Jewish settlers in the West Bank (and “East” Jerusalem) are certainly volunteers, and have not been forcibly “deported” or “transferred” to the area by the Government of Israel.

But, moreover, while the high volume of comments under our previous post on Sherwood’s claims clearly suggests that we’re not going to adjudicate the legality of the settlements on these pages, the moral argument of Israel’s accusers is just as relevant to the discussion.

The moral logic employed by Israel’s critics seems to rest on the belief that no Israeli Jew should ever again live in either the east section of Jerusalem, or Judea and Samaria (West Bank) – land where Jews have lived for millennia, with the exception of  the period of 1949 to 1967, when Jordan occupied the territory and forbade Jews from living there.

Moreover, even for those who insist that Israeli control of territories occupied following the Six Day War is the root cause of the Israeli-Palestinian Conflict – those unmoved by the experience in Gaza demonstrating that the ‘land for peace’ premise of Oslo may be nothing but a chimera – there are very real consequences to the continuing delegitimization of Jews who live across the green line.

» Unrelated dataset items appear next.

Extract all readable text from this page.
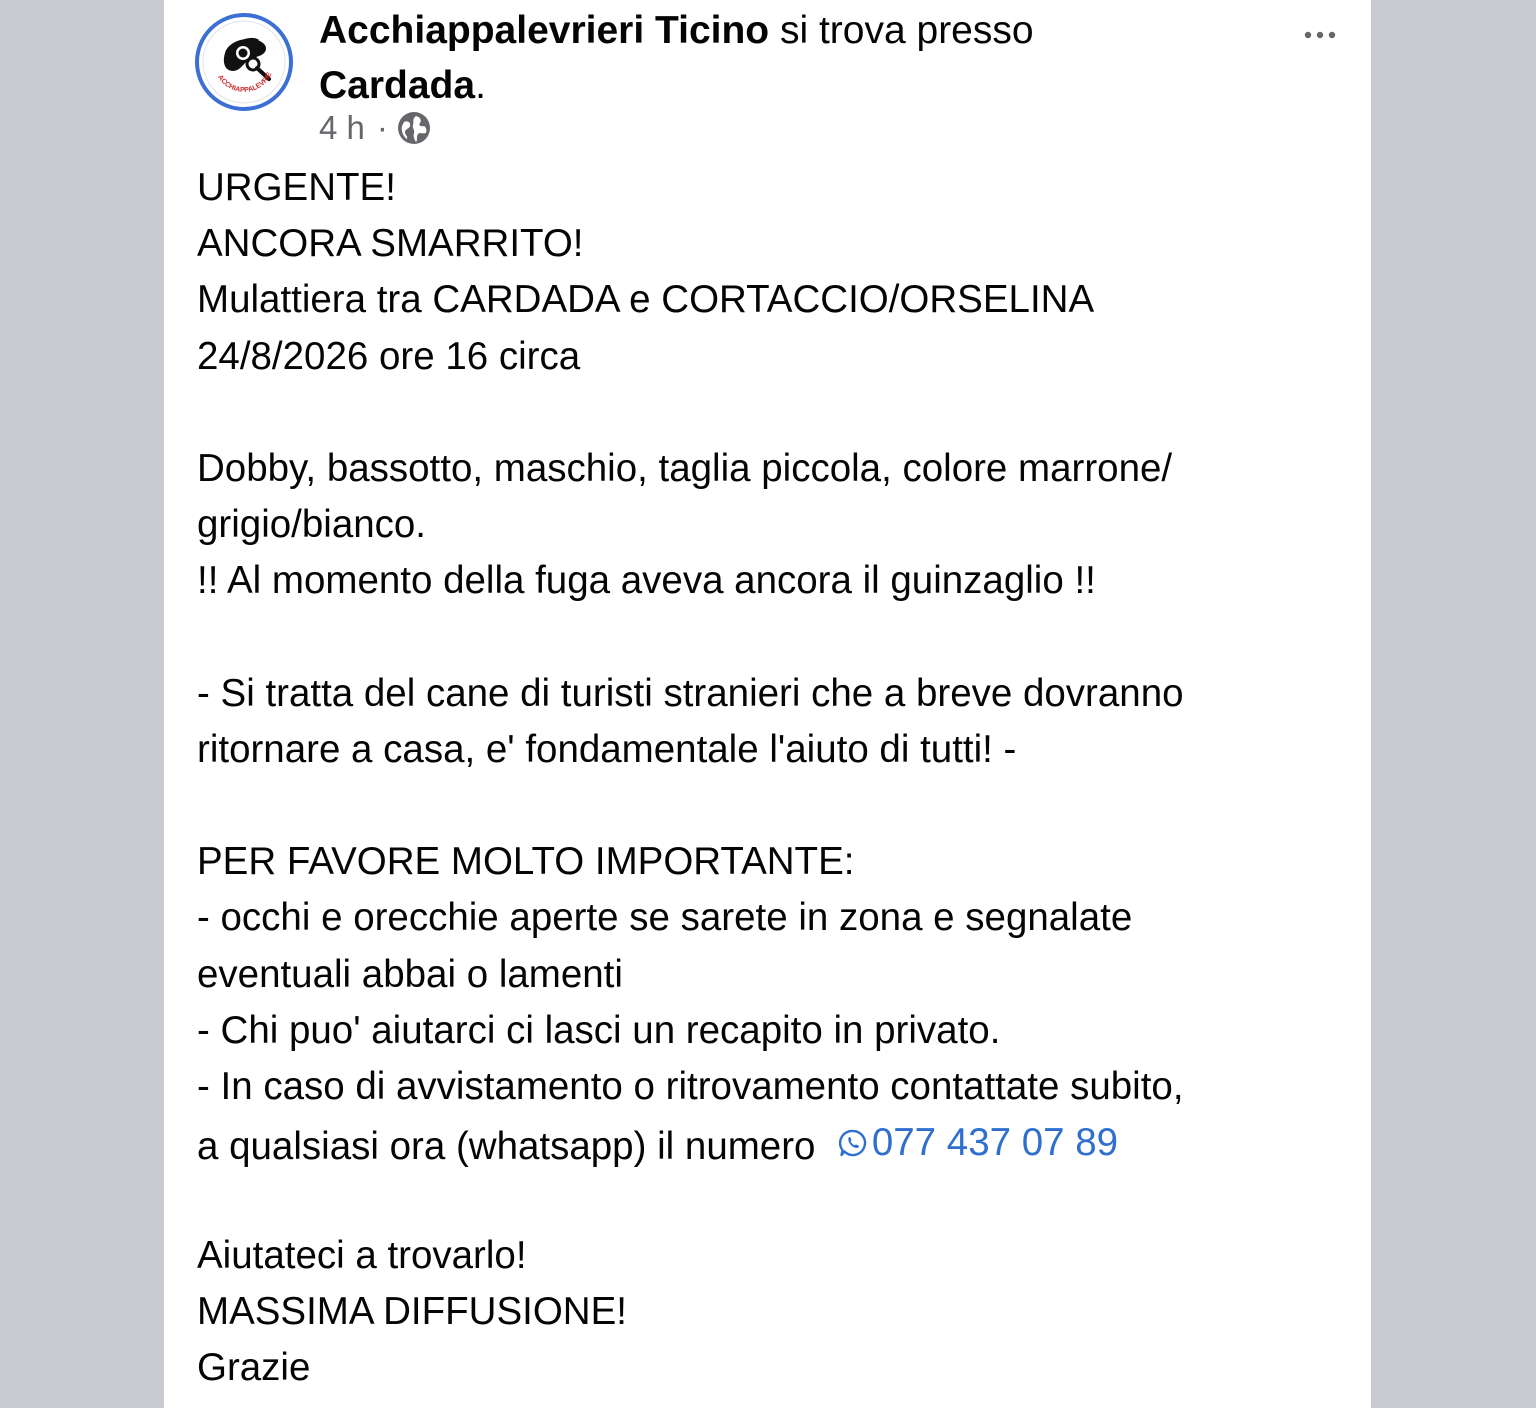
ACCHIAPPALEVRIE
Acchiappalevrieri Ticino si trova presso
Cardada.
4 h ·
URGENTE!
ANCORA SMARRITO!
Mulattiera tra CARDADA e CORTACCIO/ORSELINA
24/8/2026 ore 16 circa
Dobby, bassotto, maschio, taglia piccola, colore marrone/
grigio/bianco.
!! Al momento della fuga aveva ancora il guinzaglio !!
- Si tratta del cane di turisti stranieri che a breve dovranno
ritornare a casa, e' fondamentale l'aiuto di tutti! -
PER FAVORE MOLTO IMPORTANTE:
- occhi e orecchie aperte se sarete in zona e segnalate
eventuali abbai o lamenti
- Chi puo' aiutarci ci lasci un recapito in privato.
- In caso di avvistamento o ritrovamento contattate subito,
a qualsiasi ora (whatsapp) il numero 077 437 07 89
Aiutateci a trovarlo!
MASSIMA DIFFUSIONE!
Grazie
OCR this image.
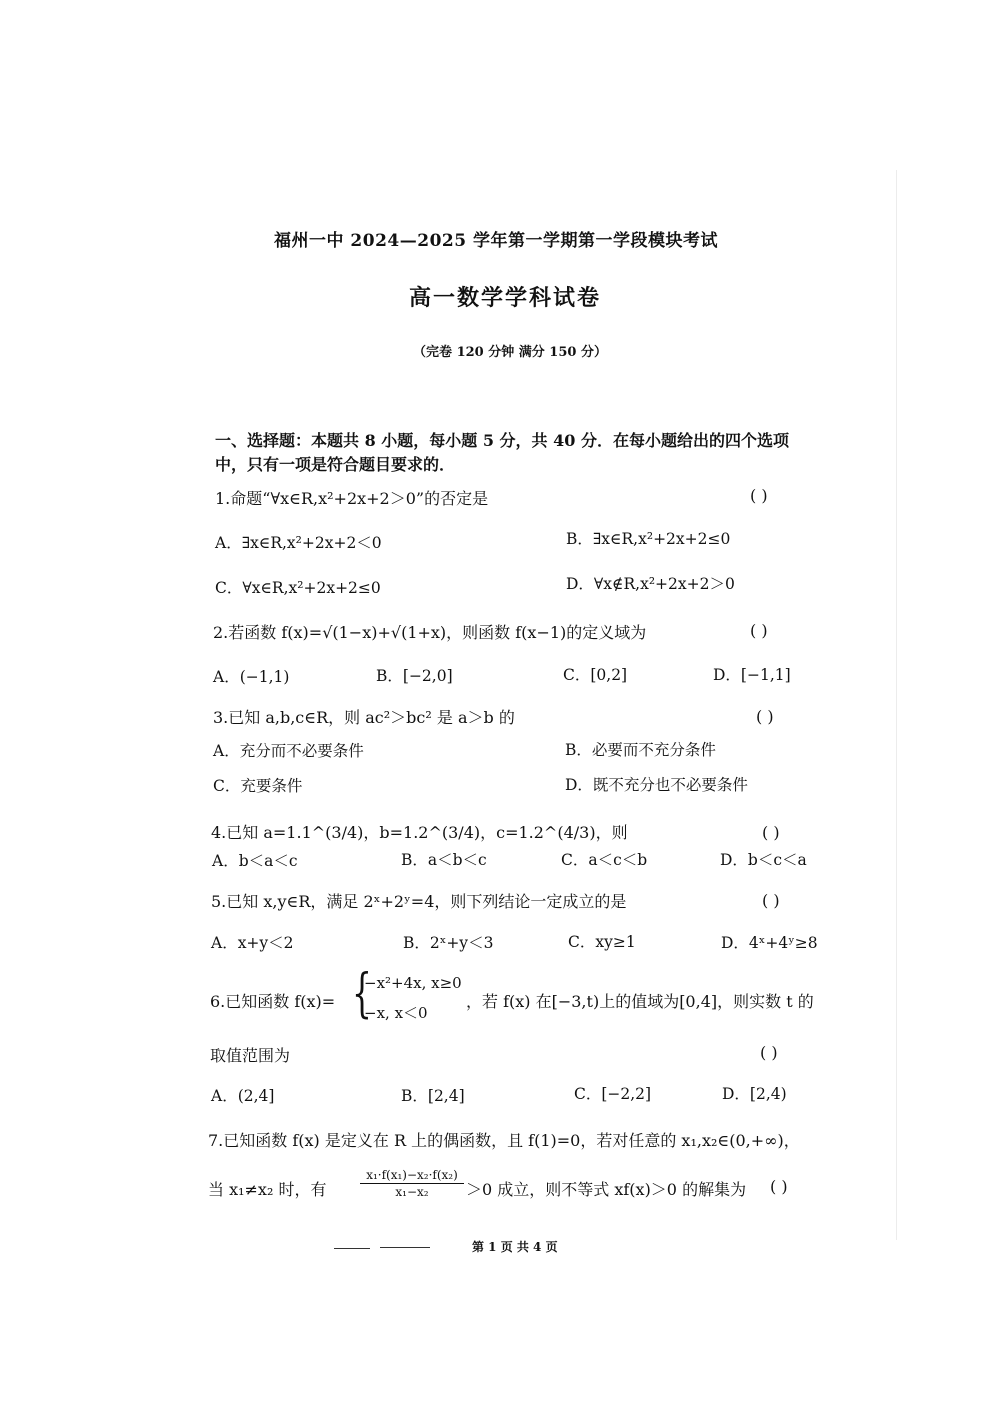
福州一中 2024—2025 学年第一学期第一学段模块考试
高一数学学科试卷
（完卷 120 分钟 满分 150 分）
一、选择题：本题共 8 小题，每小题 5 分，共 40 分．在每小题给出的四个选项
中，只有一项是符合题目要求的．
1.命题“∀x∈R,x²+2x+2＞0”的否定是	( )
A．∃x∈R,x²+2x+2＜0	B．∃x∈R,x²+2x+2≤0
C．∀x∈R,x²+2x+2≤0	D．∀x∉R,x²+2x+2＞0
2.若函数 f(x)=√(1−x)+√(1+x)，则函数 f(x−1)的定义域为	( )
A．(−1,1)	B．[−2,0]	C．[0,2]	D．[−1,1]
3.已知 a,b,c∈R，则 ac²＞bc² 是 a＞b 的	( )
A．充分而不必要条件	B．必要而不充分条件
C．充要条件	D．既不充分也不必要条件
4.已知 a=1.1^(3/4)，b=1.2^(3/4)，c=1.2^(4/3)，则	( )
A．b＜a＜c	B．a＜b＜c	C．a＜c＜b	D．b＜c＜a
5.已知 x,y∈R，满足 2ˣ+2ʸ=4，则下列结论一定成立的是	( )
A．x+y＜2	B．2ˣ+y＜3	C．xy≥1	D．4ˣ+4ʸ≥8
6.已知函数 f(x)= {
−x²+4x, x≥0
−x, x＜0
，若 f(x) 在[−3,t)上的值域为[0,4]，则实数 t 的
取值范围为	( )
A．(2,4]	B．[2,4]	C．[−2,2]	D．[2,4)
7.已知函数 f(x) 是定义在 R 上的偶函数，且 f(1)=0，若对任意的 x₁,x₂∈(0,+∞)，
当 x₁≠x₂ 时，有	$\frac{\text{x₁·f(x₁)−x₂·f(x₂)}}{\text{x₁−x₂}} >0$ 成立，则不等式 xf(x)＞0 的解集为 ( )
第 1 页 共 4 页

Back in January, the Guardian published a letter by UCL Professor Ted Honderich, which argued that “the Palestinians have a moral right to their terrorism within historic Palestine against neo-Zionism.”

To be clear, by “historic Palestine” he was referring to territory Israel assumed control of in 1967 – the West Bank and East Jerusalem.  And, yes, he was morally justifying acts of murder against innocent Israeli civilians on the wrong side of the green line, and more broadly indicating that entire Jewish communities necessarily forfeit any claim to our collective moral sympathy. 

While reasonable people can disagree on the political implications of communities across the green line, as with so much of what passes for reporting from the region, the frequent and, at times, horribly callous pejorative depictions of Israelis who live there have almost no resemblance to reality.

They are not “hard-line”, “fanatical”, or “extreme”, several of the more popular hyperbolic and stereotypical terms employed in the service of critiquing such communities.

Finally, an old friend back in Philadelphia used to wear a t-shirt which contained text indicating support for the millions of Mexicans who crossed the border in the U.S. – and were living in the U.S. without the permission of Immigration Authorities – and a moral objection to critics of so-called “illegal” immigrants.  

The shirt read: No Human Being is Illegal.

Similarly, the men, women and children who reside in Israeli settlements – who may one day be forced to leave their homes if that is the will of the Jewish democratic state – are not mere abstractions.  And, they are not “illegal”.